Praeli, who is 28, was brought to the United States at age 10 to receive medical treatment after losing a leg in an accident. He has been active in the cause of immigrants since adolescence.
He was the Hillary Clinton presidential campaign liaison with the Hispanic community and spoke during the 2016 Democratic national convention.
He asserted that the battle is being fought at various levels, from grassroots community organizations to lobbying in Congress. Participating organizations will fund the campaign with their own funds and with the help of the New Venture Fund, a non-profit group.
“We need rapid progress on immigration,” Praeli said. “We have 100 days to set the tone.”
Patrice Lawrence, Jamaican co-executive director of UndocuBlackNetwork, said the campaign represents all immigrants, “regardless of our skin color, where we live, whether we work, how we pray or how old we are.”
Glo H. Choi of the National Korean American Service & Education Consortium said it is time for a comprehensive reform of immigration laws to be passed.
“The temporary measures of the past only postponed things,” said the Chicago activist, who was brought to the country from South Korea as a child.
The campaign gives hope to immigrants like Daniela Murguía, a Mexican who graduated from the University of Washington and lives in Renton, a suburb of Seattle. Her family brought her to the country in 2008, when she was 11 years old, and she does not have a residence permit or any legal protection. He helped raise millions of dollars for undocumented immigrants amid the coronavirus pandemic and fought to include that aid in the state budget.
Under Biden’s bill, most people like Murguía will have to wait eight years to naturalize. But those who took advantage of the DACA program (Deferred Action for Childhood Arrivals), those who have a temporary protected status after escaping the violence of their countries and the farm workers would wait only three years. The initiative includes protections for other types of immigrants as well.

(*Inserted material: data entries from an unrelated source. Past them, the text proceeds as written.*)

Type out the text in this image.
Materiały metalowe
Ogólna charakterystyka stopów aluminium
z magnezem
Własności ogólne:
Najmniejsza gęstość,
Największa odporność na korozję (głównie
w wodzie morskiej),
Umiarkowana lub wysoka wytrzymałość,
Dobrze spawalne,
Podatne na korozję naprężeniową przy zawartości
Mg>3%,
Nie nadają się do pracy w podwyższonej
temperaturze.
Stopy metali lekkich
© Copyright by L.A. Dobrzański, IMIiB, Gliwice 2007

Opponents of the initiative say that after Ronald Reagan’s 1986 amnesty, nearly three million immigrants reached many more. Control of illegal crossings, however, has improved greatly since then and Biden’s proposal calls for more technology at land crossings, airports and ports, as well as the suspension of the construction of a wall on the border with Mexico that promoted so much by his predecessor Donald Trump.
Republican Sen. Tom Cotton, who supported the wall and favors more restrictive immigration laws, believes the proposal would create “open borders.” It maintains that it “does not take into account the health and safety of Americans or the application of the laws” on the subject.

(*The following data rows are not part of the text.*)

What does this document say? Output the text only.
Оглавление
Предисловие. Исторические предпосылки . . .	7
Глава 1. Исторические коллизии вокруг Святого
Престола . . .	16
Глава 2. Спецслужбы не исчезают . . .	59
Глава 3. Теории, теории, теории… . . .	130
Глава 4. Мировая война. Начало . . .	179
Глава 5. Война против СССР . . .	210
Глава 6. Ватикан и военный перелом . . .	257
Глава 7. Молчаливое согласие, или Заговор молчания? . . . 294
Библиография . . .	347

The Federation for American Immigration Reform, opposed to the bill, also estimates that the bill amounts to an amnesty.
“It would not only reward everyone who violated our immigration laws in the past, but it would induce millions more to come illegally,” complained RJ Hauman, head of the unit in charge of government relations. “In exchange for absolutely nothing.”
NumbersUSA Deputy Director Chris Chmielenski believes Biden may feel indebted to the activists who helped him get to the White House. Your organization promotes more restricted immigration.

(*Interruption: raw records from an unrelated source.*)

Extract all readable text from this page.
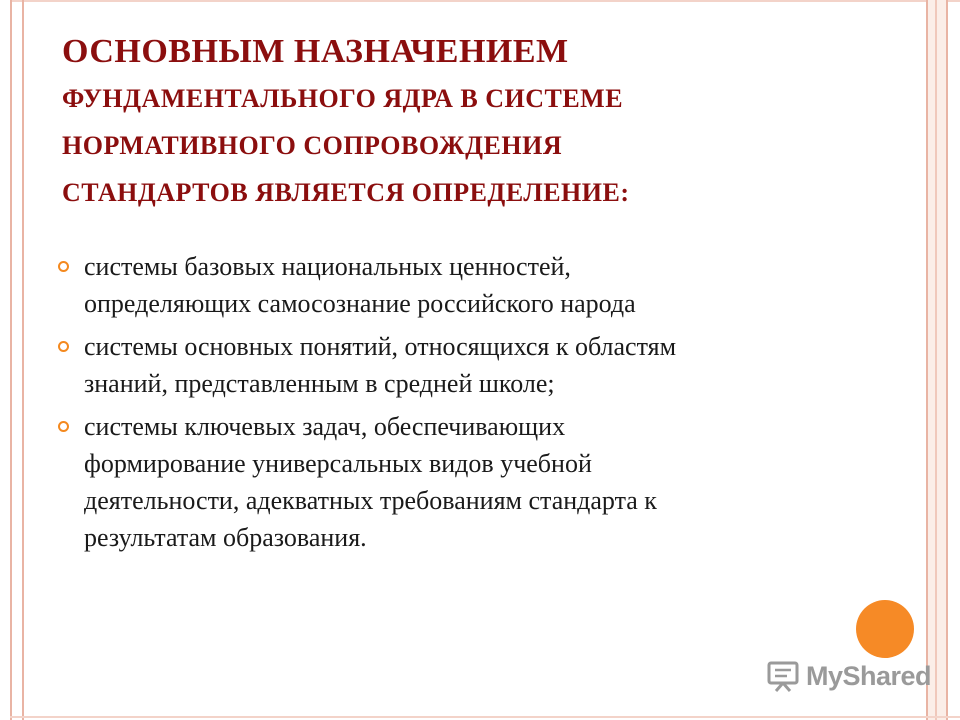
ОСНОВНЫМ НАЗНАЧЕНИЕМ
ФУНДАМЕНТАЛЬНОГО ЯДРА В СИСТЕМЕ
НОРМАТИВНОГО СОПРОВОЖДЕНИЯ
СТАНДАРТОВ ЯВЛЯЕТСЯ ОПРЕДЕЛЕНИЕ:
системы базовых национальных ценностей,
определяющих самосознание российского народа
системы основных понятий, относящихся к областям
знаний, представленным в средней школе;
системы ключевых задач, обеспечивающих
формирование универсальных видов учебной
деятельности, адекватных требованиям стандарта к
результатам образования.
MyShared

“I think (the project) does not have the slightest chance of being approved,” he said.
Activists, however, have a shift in public opinion going for them.
Seven out of 10 voters say they prefer to offer undocumented immigrants the opportunity to regularize their immigration status, according to a November study by AP VoteCast. The study involved 110,000 voters and found that nine out of 10 people who voted for Biden and half of those who voted for Trump want to somehow legalize immigrants without a residence permit.
Veteran activists like Dolores Huerta, a co-founder of the United Farm Workers union who now runs her own foundation, said the campaign for reform will benefit from the dramatic stories of children separated from their parents during Trump’s tenure.